Vilamoura, 28 de dezembro de 2041
No final do dezembro de há vinte anos, andava pelo Algarve e este e-mail recebi:
“Sou professora, mas já não sei como dar aulas, já não querem que seja eu. Adorava os alunos e sentia o retorno. Criava uma atmosfera de boa disposição, era humana, compreensiva, mas já não sei como ser. Sinto-me quase robô. O Algarve prima pelo individualismo e com a pandemia ainda piorou mais.
A minha escola é pequena, com uma direção recente e dinâmica. Se puder, ajude-me de alguma forma.”
Eu tinha fama de casamenteiro, por juntar pessoas, que eu cria serem afins. Dei a conhecer à autora do e-mail o meu amigo André. Já dele vos falei, mas nunca será demais recordar palavras suas:
“Já abracei e me despedi de professores que estavam se aposentando, após longos anos bem servidos em favor da educação pública. Tenho profundo respeito por aqueles que estão há mais tempo que eu nessa jornada, porque não é fácil.
Uma vez eu comentei com uma colega em uma escola que me surpreendia ao perceber que meus colegas professores agiam com egoísmo, não colaborando na arrumação da escola após um evento. Ela me disse: “André, aqui sempre foi assim. Vai se acostumando.”
Me acostumar é assumir a normalidade dos absurdos. É dizer “tudo bem” e cuidar da minha vida. Não consigo ser assim. Não consigo ignorar certas coisas. São muitos os paradigmas dentro de uma escola, criando zonas de conformismo em um espaço que deveria ser de reflexão, de ruptura com o status quo. A escola não é um espaço para o “tudo bem”, mas sim para o “por que não?”
“André, as pessoas não querem problemas” – assim me falou uma professora amiga.
É verdade. Problemas são desafios e desafios exigem que a gente se mexa, pense e tome atitude. É muito mais confortável repetir, ano após ano, as mesmas aulas prontas, as mesmas provas, os mesmos trabalhos, os mesmos projetos.
Observo as pessoas que trabalham comigo e percebo que algumas criam uma espécie de personagem fictício para estarem dentro da escola. Através desse personagem, elas falam e agem como os outros esperam que elas façam, pois isso significa ser bem aceito pelo grupo. Pensar diferente não é muito bem-visto. Por mais absurdo que pareça, ideias diferentes não são bem-vindas para bons debates racionais, dentro do ambiente escolar.
Infelizmente, meus colegas falam de Paulo Freire e de suas ideias de amor, mas a atitude fraterna e respeitosa de Paulo Freire mora apenas nas palavras e murais. Já cheguei a usar um pensamento de Paulo Freire (sem citá-lo) como argumento em um debate com outros professores e eles, achando que era um pensamento meu, me chamarem de tolo para, depois, exaltarem Paulo Freire como patrono da educação, nas redes sociais.
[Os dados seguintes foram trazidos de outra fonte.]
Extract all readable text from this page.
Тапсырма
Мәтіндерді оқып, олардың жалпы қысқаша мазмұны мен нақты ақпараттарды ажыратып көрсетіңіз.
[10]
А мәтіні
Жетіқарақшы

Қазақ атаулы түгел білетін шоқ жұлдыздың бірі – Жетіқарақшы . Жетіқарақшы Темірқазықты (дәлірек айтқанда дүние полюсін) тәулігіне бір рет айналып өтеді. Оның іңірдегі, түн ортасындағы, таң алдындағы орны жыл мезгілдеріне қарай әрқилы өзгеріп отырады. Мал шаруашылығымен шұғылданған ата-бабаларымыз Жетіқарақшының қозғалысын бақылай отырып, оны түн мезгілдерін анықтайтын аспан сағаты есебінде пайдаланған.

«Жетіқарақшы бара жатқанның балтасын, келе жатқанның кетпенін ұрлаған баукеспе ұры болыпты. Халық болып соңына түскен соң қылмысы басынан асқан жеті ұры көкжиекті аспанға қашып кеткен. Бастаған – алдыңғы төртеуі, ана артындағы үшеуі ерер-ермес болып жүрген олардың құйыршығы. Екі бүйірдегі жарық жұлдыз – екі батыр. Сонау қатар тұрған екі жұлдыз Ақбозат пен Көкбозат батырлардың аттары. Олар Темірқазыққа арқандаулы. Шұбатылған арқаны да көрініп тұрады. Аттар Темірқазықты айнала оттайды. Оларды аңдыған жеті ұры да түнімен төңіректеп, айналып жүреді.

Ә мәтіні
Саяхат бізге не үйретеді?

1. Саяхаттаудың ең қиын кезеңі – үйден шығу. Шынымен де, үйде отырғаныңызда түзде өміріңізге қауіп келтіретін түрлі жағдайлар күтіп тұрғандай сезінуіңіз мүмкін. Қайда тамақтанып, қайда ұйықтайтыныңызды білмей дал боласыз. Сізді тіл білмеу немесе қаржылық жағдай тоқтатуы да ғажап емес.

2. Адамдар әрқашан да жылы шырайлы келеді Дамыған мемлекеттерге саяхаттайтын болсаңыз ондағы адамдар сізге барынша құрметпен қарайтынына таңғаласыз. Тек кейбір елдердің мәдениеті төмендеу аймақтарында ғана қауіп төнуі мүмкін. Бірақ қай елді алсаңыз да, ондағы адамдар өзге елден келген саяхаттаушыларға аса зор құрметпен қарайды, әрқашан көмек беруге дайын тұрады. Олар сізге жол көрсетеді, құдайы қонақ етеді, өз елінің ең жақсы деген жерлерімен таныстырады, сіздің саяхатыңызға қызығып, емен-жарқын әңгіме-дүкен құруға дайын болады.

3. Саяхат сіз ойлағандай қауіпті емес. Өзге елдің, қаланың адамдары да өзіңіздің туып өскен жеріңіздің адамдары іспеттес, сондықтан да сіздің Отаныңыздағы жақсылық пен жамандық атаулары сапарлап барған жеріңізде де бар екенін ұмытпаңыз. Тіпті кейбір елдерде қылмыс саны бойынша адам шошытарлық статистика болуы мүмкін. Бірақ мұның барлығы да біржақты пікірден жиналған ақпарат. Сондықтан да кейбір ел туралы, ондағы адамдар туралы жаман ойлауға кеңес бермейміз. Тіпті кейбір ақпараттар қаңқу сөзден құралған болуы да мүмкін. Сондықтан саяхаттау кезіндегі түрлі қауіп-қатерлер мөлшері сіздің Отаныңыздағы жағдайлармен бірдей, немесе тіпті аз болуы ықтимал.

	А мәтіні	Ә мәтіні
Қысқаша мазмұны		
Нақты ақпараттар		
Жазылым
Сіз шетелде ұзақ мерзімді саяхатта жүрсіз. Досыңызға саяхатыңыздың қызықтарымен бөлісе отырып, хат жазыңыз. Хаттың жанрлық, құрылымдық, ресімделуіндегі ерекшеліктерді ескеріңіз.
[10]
Continuo com muita esperança de que em algum lugar por aí exista um grupo de pessoas que ame educação e que adore se desafiar, que adore fazer diferente, que adore ousar novos caminhos, que não tenham medo de arriscar.”
O André encontrou pessoas que amavam a educação. Com elas, concebeu novos modos de converter crianças e jovens em pessoas sábias e felizes.
Em fins de tardes de dias incertos, no bater de teclas de computador, citava arautos de prodígios e reencontrava o significado de “país irmão”. Ao ritmo de um digitar, que diferia do ritmo de pensar, eu recolhia os ecos de um S.O.S. solidário, que consolidavam pontes de fraternidade.
“Contornando a imensa curva norte-sul, embalado no suave flutuar de aragens atlânticas, acompanhando os voos do Sabiá, eu celebrava cantos que ninguém conseguiria sufocar”.
E não importava que a aquarela da nossa ténue vida se fosse…descolorindo.